If I should die before I wake, I pray the Lord my soul to take.

 –Bedtime prayer for children

This week I begin a new series of Life Notes titled If I Should Die Before I Wake. In the coming months I will reflect upon topics related to death and dying. I intend to explore the various types of deaths we go through and witness during our lives on earth, as well as delving into speculations about heaven and hell, resurrection, an afterlife, and other related topics. I enter this discussion not as an expert, but as one intimately impacted by these issues and curious enough to explore them in some detail. As always, I invite your thoughts, insights, and feedback. You can communicate with me directly via email at ghildenbrand@sunflower.com, or you can comment through my website, www.ContemplatingGrace.com. At the website, you can also sign up to have these reflections delivered to your Inbox every Thursday morning, if you are not receiving them in another manner.

The thought of death makes most of us squirm. We sometimes fear if we talk too much about it, we may invite it to come closer. We know that everyone and everything dies, and in many ways we have been in a process of dying since taking our first breath on earth. We joke that the only two certainties in life are death and taxes. One of my mentors, Jim Finley, likes to say that our death is “in the mail,” meaning it is on its way. Even when death is likely decades away, each passing day draws it closer. Death is frightening because of its uncertainty and unknowability. We do not know when it will arrive, in what manner, under what circumstances, or what lies beyond. It hangs like a dismal shroud over everything good, beautiful, and joyful in our lives.

Spiritual teacher Robert Brumet posted a blog in May 2019 titled, Using Death as Your Advisor.[1] He quotes the Yaqui Indian sorcerer, Don Juan, in saying, “Death is our eternal companion. It is always at our left at arm’s length. It has always been watching you. It always will until the day it taps you.” Brumet advises, “The thing to do when you are impatient is to turn to your left and ask advice from your death. An immense amount of pettiness is dropped if you catch a glimpse of it.” He encourages us to assess our priorities in view of our impending demise. If this were my last week on earth, which of my typical worries and stressors would still matter? What activities are worthy of trading for any of my precious moments? It is in this spirit of using our death as an advisor for living that I hope this series of reflections will remain true. I do not wish to be morbid or fatalistic, but I do believe there is much to be learned from the discussion.
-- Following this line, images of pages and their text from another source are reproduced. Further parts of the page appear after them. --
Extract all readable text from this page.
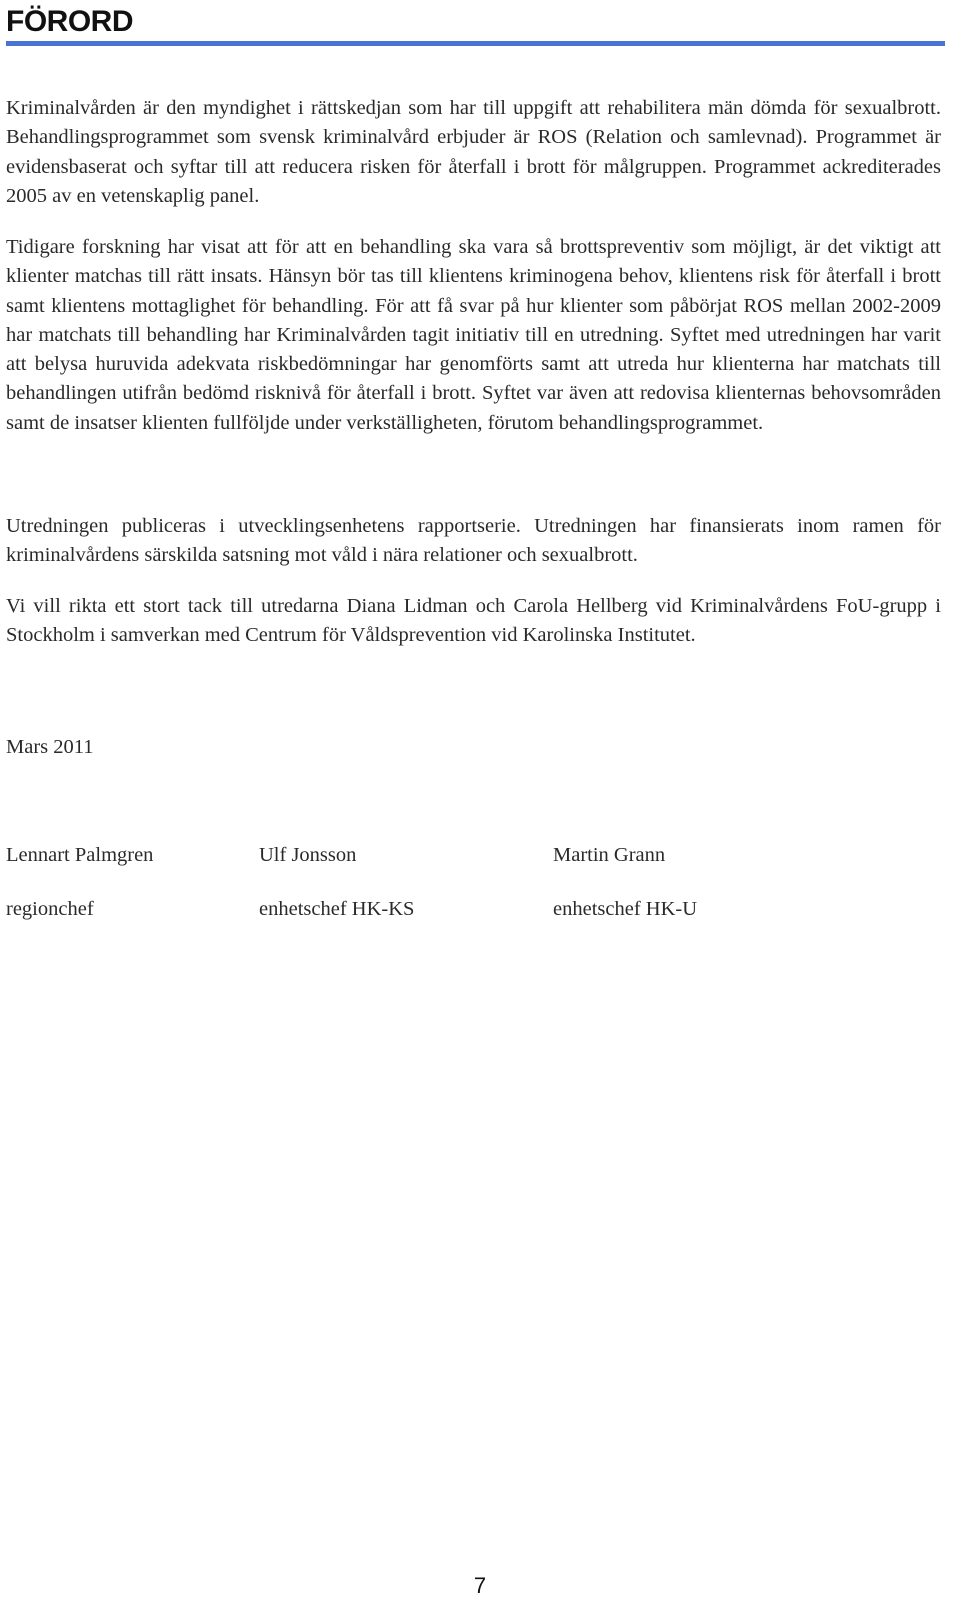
FÖRORD

Kriminalvården är den myndighet i rättskedjan som har till uppgift att rehabilitera män dömda för sexualbrott. Behandlingsprogrammet som svensk kriminalvård erbjuder är ROS (Relation och samlevnad). Programmet är evidensbaserat och syftar till att reducera risken för återfall i brott för målgruppen. Programmet ackrediterades 2005 av en vetenskaplig panel.

Tidigare forskning har visat att för att en behandling ska vara så brottspreventiv som möjligt, är det viktigt att klienter matchas till rätt insats. Hänsyn bör tas till klientens kriminogena behov, klientens risk för återfall i brott samt klientens mottaglighet för behandling. För att få svar på hur klienter som påbörjat ROS mellan 2002-2009 har matchats till behandling har Kriminalvården tagit initiativ till en utredning. Syftet med utredningen har varit att belysa huruvida adekvata riskbedömningar har genomförts samt att utreda hur klienterna har matchats till behandlingen utifrån bedömd risknivå för återfall i brott. Syftet var även att redovisa klienternas behovsområden samt de insatser klienten fullföljde under verkställigheten, förutom behandlingsprogrammet.

Utredningen publiceras i utvecklingsenhetens rapportserie. Utredningen har finansierats inom ramen för kriminalvårdens särskilda satsning mot våld i nära relationer och sexualbrott.

Vi vill rikta ett stort tack till utredarna Diana Lidman och Carola Hellberg vid Kriminalvårdens FoU-grupp i Stockholm i samverkan med Centrum för Våldsprevention vid Karolinska Institutet.

Mars 2011

Lennart Palmgren	Ulf Jonsson	Martin Grann

regionchef	enhetschef HK-KS	enhetschef HK-U

7
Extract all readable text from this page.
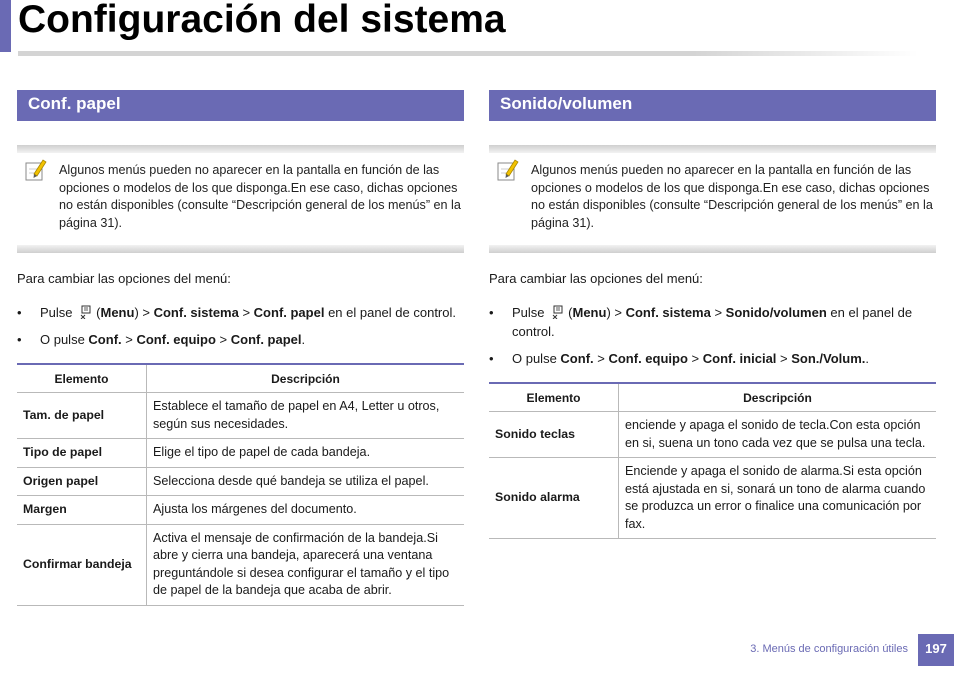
Configuración del sistema
Conf. papel
Algunos menús pueden no aparecer en la pantalla en función de las opciones o modelos de los que disponga.En ese caso, dichas opciones no están disponibles (consulte “Descripción general de los menús” en la página 31).
Para cambiar las opciones del menú:
• Pulse (Menu) > Conf. sistema > Conf. papel en el panel de control.
• O pulse Conf. > Conf. equipo > Conf. papel.
Elemento	Descripción
Tam. de papel	Establece el tamaño de papel en A4, Letter u otros, según sus necesidades.
Tipo de papel	Elige el tipo de papel de cada bandeja.
Origen papel	Selecciona desde qué bandeja se utiliza el papel.
Margen	Ajusta los márgenes del documento.
Confirmar bandeja	Activa el mensaje de confirmación de la bandeja.Si abre y cierra una bandeja, aparecerá una ventana preguntándole si desea configurar el tamaño y el tipo de papel de la bandeja que acaba de abrir.
Sonido/volumen
Algunos menús pueden no aparecer en la pantalla en función de las opciones o modelos de los que disponga.En ese caso, dichas opciones no están disponibles (consulte “Descripción general de los menús” en la página 31).
Para cambiar las opciones del menú:
• Pulse (Menu) > Conf. sistema > Sonido/volumen en el panel de control.
• O pulse Conf. > Conf. equipo > Conf. inicial > Son./Volum..
Elemento	Descripción
Sonido teclas	enciende y apaga el sonido de tecla.Con esta opción en si, suena un tono cada vez que se pulsa una tecla.
Sonido alarma	Enciende y apaga el sonido de alarma.Si esta opción está ajustada en si, sonará un tono de alarma cuando se produzca un error o finalice una comunicación por fax.
3. Menús de configuración útiles	197
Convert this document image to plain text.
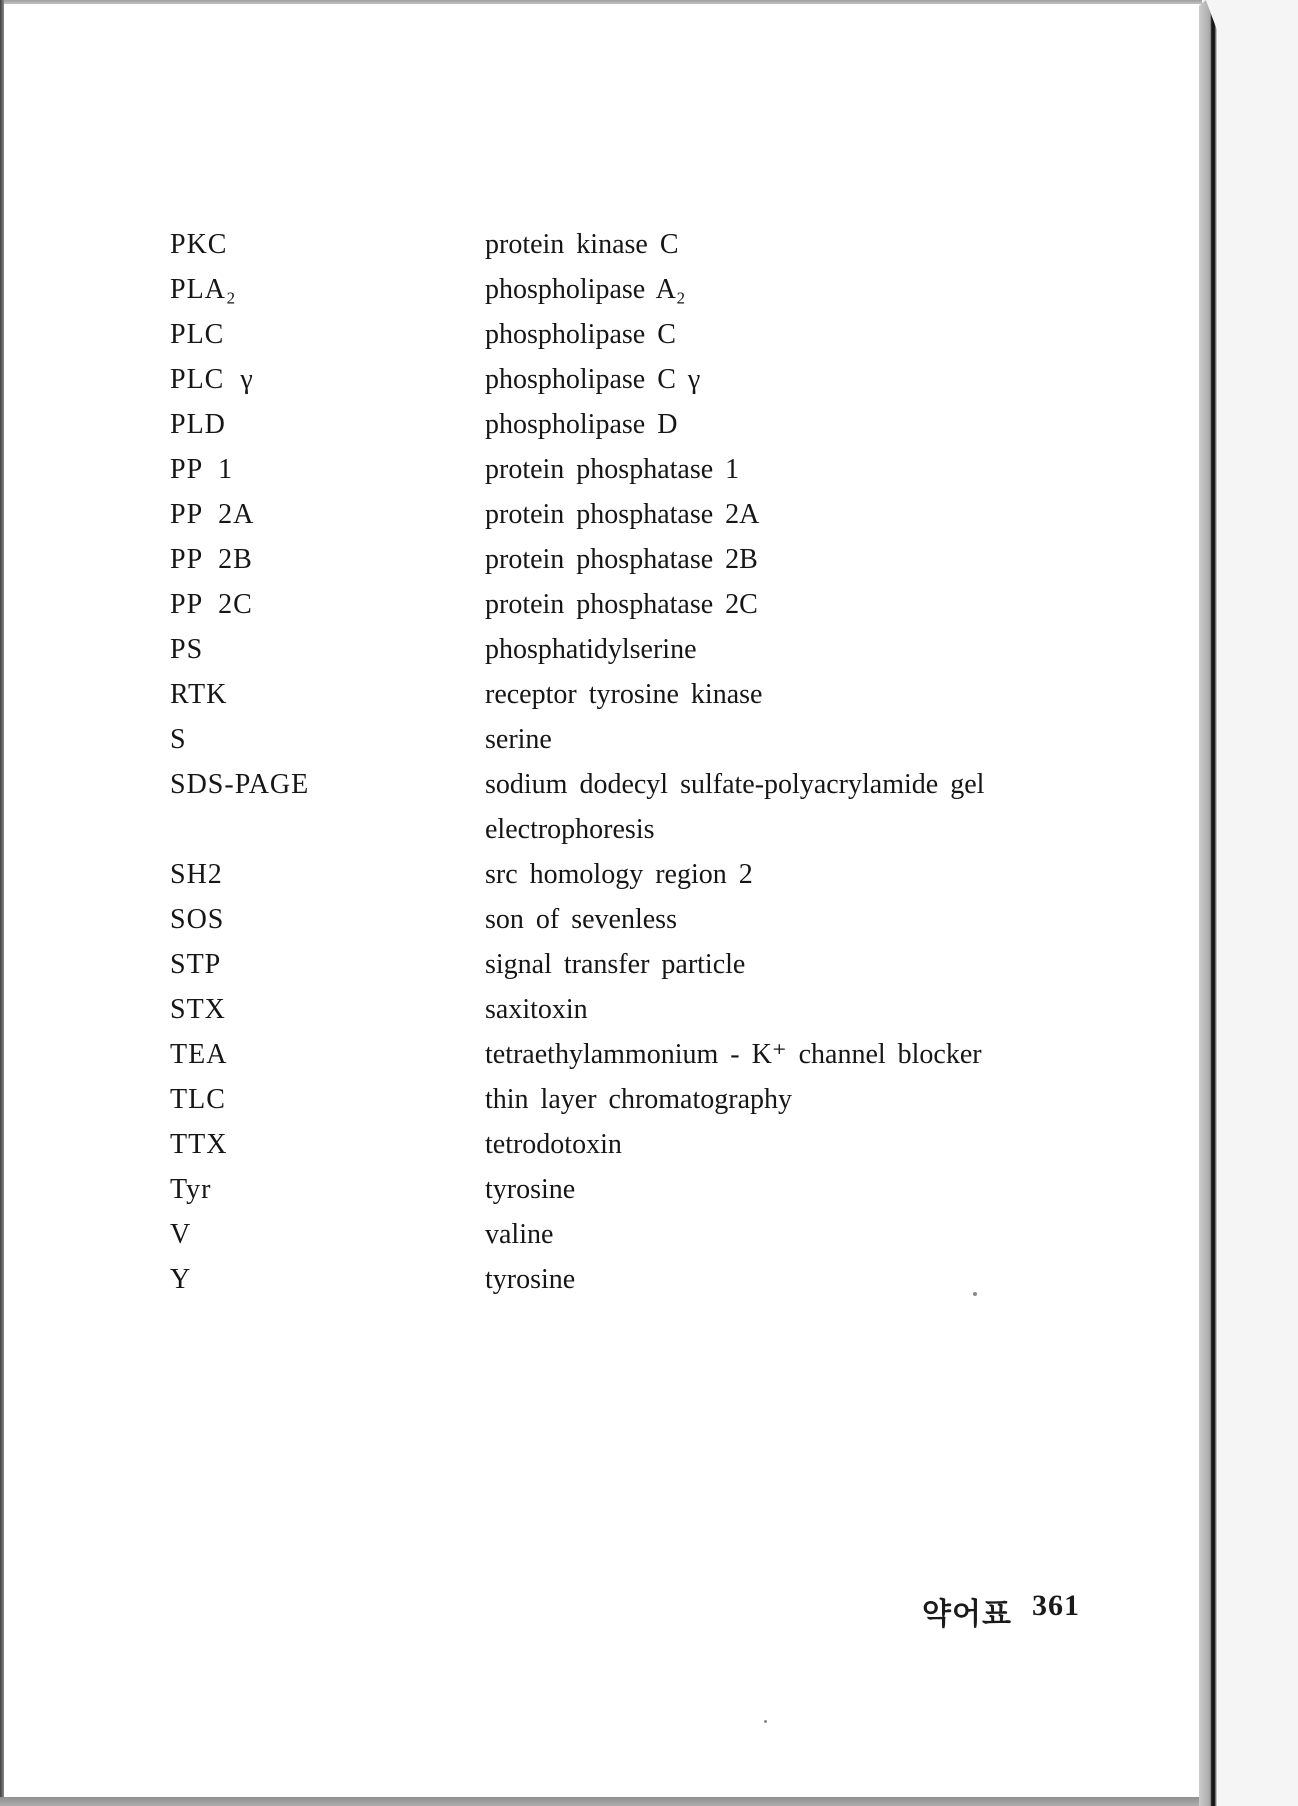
PKC	protein kinase C
PLA₂	phospholipase A₂
PLC	phospholipase C
PLC γ	phospholipase C γ
PLD	phospholipase D
PP 1	protein phosphatase 1
PP 2A	protein phosphatase 2A
PP 2B	protein phosphatase 2B
PP 2C	protein phosphatase 2C
PS	phosphatidylserine
RTK	receptor tyrosine kinase
S	serine
SDS-PAGE	sodium dodecyl sulfate-polyacrylamide gel
electrophoresis
SH2	src homology region 2
SOS	son of sevenless
STP	signal transfer particle
STX	saxitoxin
TEA	tetraethylammonium - K⁺ channel blocker
TLC	thin layer chromatography
TTX	tetrodotoxin
Tyr	tyrosine
V	valine
Y	tyrosine
약어표 361
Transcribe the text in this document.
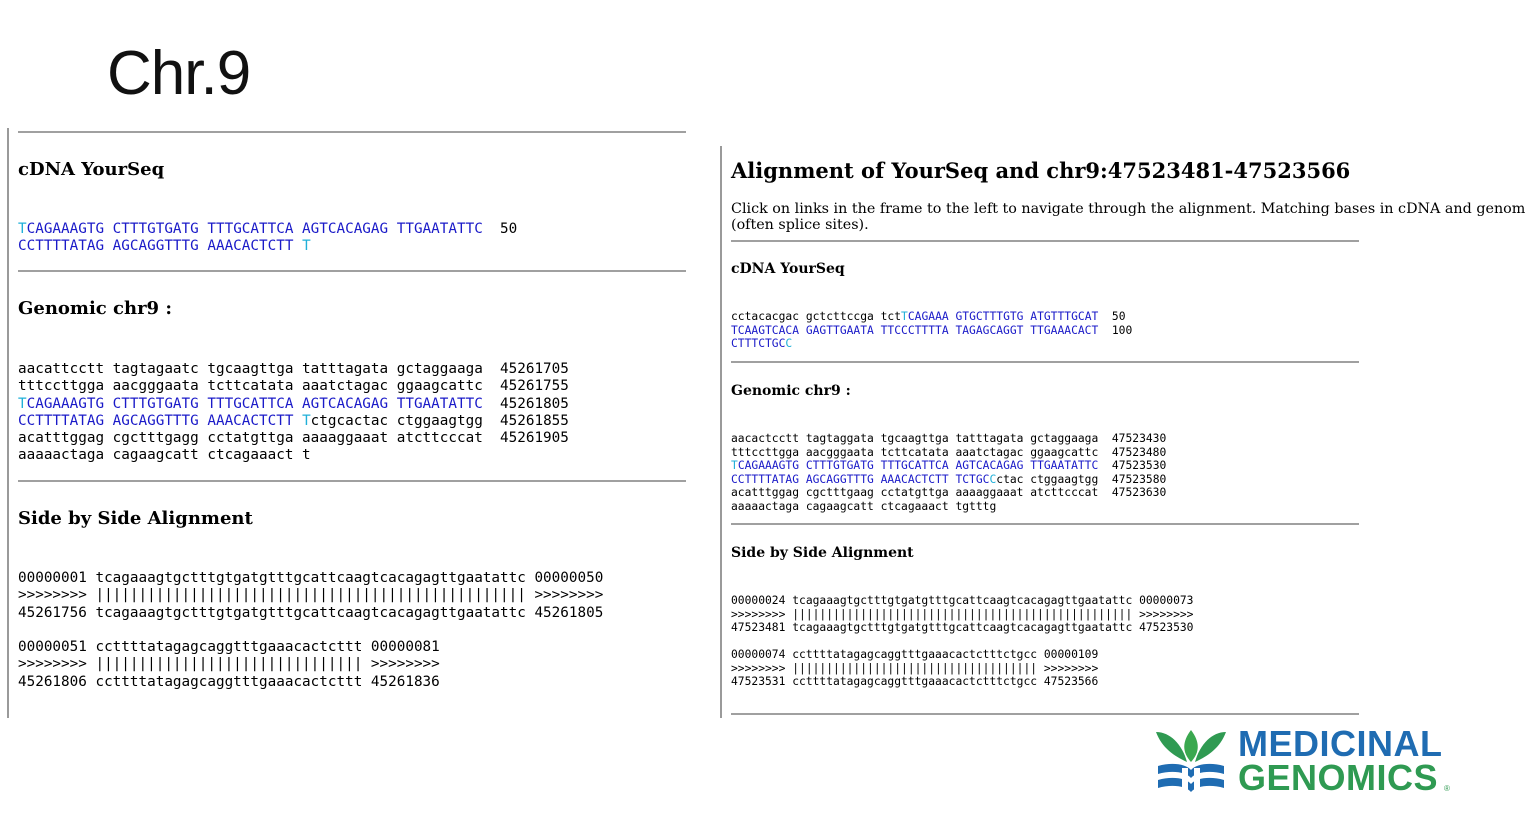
Chr.9
cDNA YourSeq
TCAGAAAGTG CTTTGTGATG TTTGCATTCA AGTCACAGAG TTGAATATTC  50
CCTTTTATAG AGCAGGTTTG AAACACTCTT T
Genomic chr9 :
aacattcctt tagtagaatc tgcaagttga tatttagata gctaggaaga  45261705
tttccttgga aacgggaata tcttcatata aaatctagac ggaagcattc  45261755
TCAGAAAGTG CTTTGTGATG TTTGCATTCA AGTCACAGAG TTGAATATTC  45261805
CCTTTTATAG AGCAGGTTTG AAACACTCTT Tctgcactac ctggaagtgg  45261855
acatttggag cgctttgagg cctatgttga aaaaggaaat atcttcccat  45261905
aaaaactaga cagaagcatt ctcagaaact t
Side by Side Alignment
00000001 tcagaaagtgctttgtgatgtttgcattcaagtcacagagttgaatattc 00000050
>>>>>>>> |||||||||||||||||||||||||||||||||||||||||||||||||| >>>>>>>>
45261756 tcagaaagtgctttgtgatgtttgcattcaagtcacagagttgaatattc 45261805

00000051 ccttttatagagcaggtttgaaacactcttt 00000081
>>>>>>>> ||||||||||||||||||||||||||||||| >>>>>>>>
45261806 ccttttatagagcaggtttgaaacactcttt 45261836
Alignment of YourSeq and chr9:47523481-47523566

Click on links in the frame to the left to navigate through the alignment. Matching bases in cDNA and genom

(often splice sites).

cDNA YourSeq
cctacacgac gctcttccga tctTCAGAAA GTGCTTTGTG ATGTTTGCAT  50
TCAAGTCACA GAGTTGAATA TTCCCTTTTA TAGAGCAGGT TTGAAACACT  100
CTTTCTGCC
Genomic chr9 :
aacactcctt tagtaggata tgcaagttga tatttagata gctaggaaga  47523430
tttccttgga aacgggaata tcttcatata aaatctagac ggaagcattc  47523480
TCAGAAAGTG CTTTGTGATG TTTGCATTCA AGTCACAGAG TTGAATATTC  47523530
CCTTTTATAG AGCAGGTTTG AAACACTCTT TCTGCCctac ctggaagtgg  47523580
acatttggag cgctttgaag cctatgttga aaaaggaaat atcttcccat  47523630
aaaaactaga cagaagcatt ctcagaaact tgtttg
Side by Side Alignment
00000024 tcagaaagtgctttgtgatgtttgcattcaagtcacagagttgaatattc 00000073
>>>>>>>> |||||||||||||||||||||||||||||||||||||||||||||||||| >>>>>>>>
47523481 tcagaaagtgctttgtgatgtttgcattcaagtcacagagttgaatattc 47523530

00000074 ccttttatagagcaggtttgaaacactctttctgcc 00000109
>>>>>>>> |||||||||||||||||||||||||||||||||||| >>>>>>>>
47523531 ccttttatagagcaggtttgaaacactctttctgcc 47523566
MEDICINAL
GENOMICS ®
I have witnessed physical death in a close and personal way three time in my life, thus far. I was at my father’s side for his sudden death, and I was able to spend extended time with my mother and grandmother as they went through a slower dying process. I am forever grateful for the few hours spent with my dad the night before he died. Neither of us knew, at least not consciously, how life was about to change. I am equally grateful for the days and weeks spent with my mother and grandmother during their gradual transition toward whatever comes next. My grandmother shared a number of experiences she was having of the next world whenever she drifted back to conscious presence with me. Truly, time spent with the dying is a blessed gift when we are present enough to receive it. We must, however, go deeper into the experience than our sadness at losing physical contact with one we love typically allows. Of course, this is easier said than done.

Brumet offers sage advice about death and dying: “Remembering that the span of my life is limited makes my remaining days all the more precious.” My hope is that these reflections will encourage us to reorder our priorities for our remaining days, treating each as a priceless gift. If that occurs, these reflections will be less about death and more about living life to its fullest. May it be so.

This is the 1st in the series of Life Notes titled, If I Should Die Before I Wake.